Reflexiona en torno a las distintas respuestas del profesorado y del
sistema
educativo, haciendo una fuerte crítica a la viabilidad y
resultados del modelo
“aprende en casa”. De ninguna manera es ajena a los efectos
de la pandemia en
los planos económico, laboral y educativo, pero se muestra
renuente a dar
credibilidad y adoptar soluciones que ubican la problemática
solo en el plano
de la voluntad y esfuerzo personal, sin reconocer que se trata de una
crisis
sistémica, que abarca a las instituciones sociales en conjunto.
La expresión de
emociones, vivencias y aprendizajes no esperados ante la ruptura de lo
cotidiano, así como la experiencia del confinamiento por
más de año y medio,
permiten avizorar una nueva subjetividad en los actores de la
educación, que
deberá ser tomada en cuenta en el eventual regreso a los
planteles escolares.
Palabras
clave. Pandemia COVID-19, Desigualdad
social, Aporofobia, Subjetividad, Educación en casa, Narrativa
docente.
Abstract.
In
three different moments, a secondary school teacher narrates the events
that
have marked her live as a woman, mom and teacher during the COVID-19
pandemic.
In a journey that takes place between surprise, uncertainty and
disenchantment,
she reflects that the school is no longer and will not be never the
same, not
only because of the difference between face-to-face and distance
education, but
because all lives have been transformed, and many schoolchildren have
dropped
out, more than five million children and young people. He affirms with
forcefulness: This bug, has aporophobia! Alluding to social inequality
and the
impact on people living in poverty. She reflects on the different
responses of
teachers and in the educational system, making a strong criticism of
the
viability and results of the "learn at home" model. She acknowledges the effects of the
pandemic
in the labor, economic
and educational spheres, but it is reluctant to give credibility and
adopt
solutions that locate the problem only at the level of will and
personal effort.
On the contrary, it is argued that it is about of a systemic crisis,
which
encompasses social institutions as a whole.

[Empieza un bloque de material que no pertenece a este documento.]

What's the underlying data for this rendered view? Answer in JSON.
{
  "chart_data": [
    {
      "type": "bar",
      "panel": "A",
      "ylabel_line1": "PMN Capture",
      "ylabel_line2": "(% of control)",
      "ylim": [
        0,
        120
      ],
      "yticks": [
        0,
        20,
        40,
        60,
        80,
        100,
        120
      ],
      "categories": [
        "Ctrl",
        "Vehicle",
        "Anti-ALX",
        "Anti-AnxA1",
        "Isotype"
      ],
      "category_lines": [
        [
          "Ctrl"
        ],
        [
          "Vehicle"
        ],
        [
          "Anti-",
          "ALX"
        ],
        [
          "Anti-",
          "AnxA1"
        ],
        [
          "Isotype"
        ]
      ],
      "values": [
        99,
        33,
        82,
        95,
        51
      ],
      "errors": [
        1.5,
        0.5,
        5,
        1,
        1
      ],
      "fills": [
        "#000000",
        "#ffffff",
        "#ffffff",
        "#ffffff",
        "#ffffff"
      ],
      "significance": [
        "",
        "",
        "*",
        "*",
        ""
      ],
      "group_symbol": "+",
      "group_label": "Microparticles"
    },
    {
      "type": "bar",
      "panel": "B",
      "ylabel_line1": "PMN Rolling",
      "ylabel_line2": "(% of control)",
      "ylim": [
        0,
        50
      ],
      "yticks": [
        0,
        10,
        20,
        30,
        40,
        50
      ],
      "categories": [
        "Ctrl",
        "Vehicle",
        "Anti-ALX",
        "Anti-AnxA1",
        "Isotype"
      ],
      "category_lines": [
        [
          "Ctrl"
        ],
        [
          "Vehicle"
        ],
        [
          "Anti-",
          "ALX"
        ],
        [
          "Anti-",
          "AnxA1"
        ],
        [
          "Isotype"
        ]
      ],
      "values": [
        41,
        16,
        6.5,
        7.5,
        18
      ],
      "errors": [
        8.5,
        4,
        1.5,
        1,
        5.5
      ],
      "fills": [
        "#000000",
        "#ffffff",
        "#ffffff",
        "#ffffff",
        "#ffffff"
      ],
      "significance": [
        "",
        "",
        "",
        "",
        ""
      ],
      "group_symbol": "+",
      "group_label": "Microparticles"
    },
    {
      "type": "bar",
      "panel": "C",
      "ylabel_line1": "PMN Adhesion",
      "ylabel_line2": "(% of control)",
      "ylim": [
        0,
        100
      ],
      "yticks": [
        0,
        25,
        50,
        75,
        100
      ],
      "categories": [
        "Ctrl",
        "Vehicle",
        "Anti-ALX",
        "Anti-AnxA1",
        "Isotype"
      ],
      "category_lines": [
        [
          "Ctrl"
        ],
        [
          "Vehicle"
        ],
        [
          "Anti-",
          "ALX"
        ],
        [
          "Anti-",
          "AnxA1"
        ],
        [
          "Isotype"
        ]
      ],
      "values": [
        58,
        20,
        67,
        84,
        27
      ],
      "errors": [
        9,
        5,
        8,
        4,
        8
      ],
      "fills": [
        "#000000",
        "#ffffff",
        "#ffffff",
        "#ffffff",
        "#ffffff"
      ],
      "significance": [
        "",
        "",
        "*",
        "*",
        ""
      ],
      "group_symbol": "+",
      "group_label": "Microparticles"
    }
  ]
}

The expression of emotions,
personal
experiences and unexpected learning in the face of the breakdown of
daily life,
as well as the experience of confinement for more than a year and a
half, allow
us to envision a new subjectivity in the actors of education, which
should be
taken into account in the eventual return to school grounds.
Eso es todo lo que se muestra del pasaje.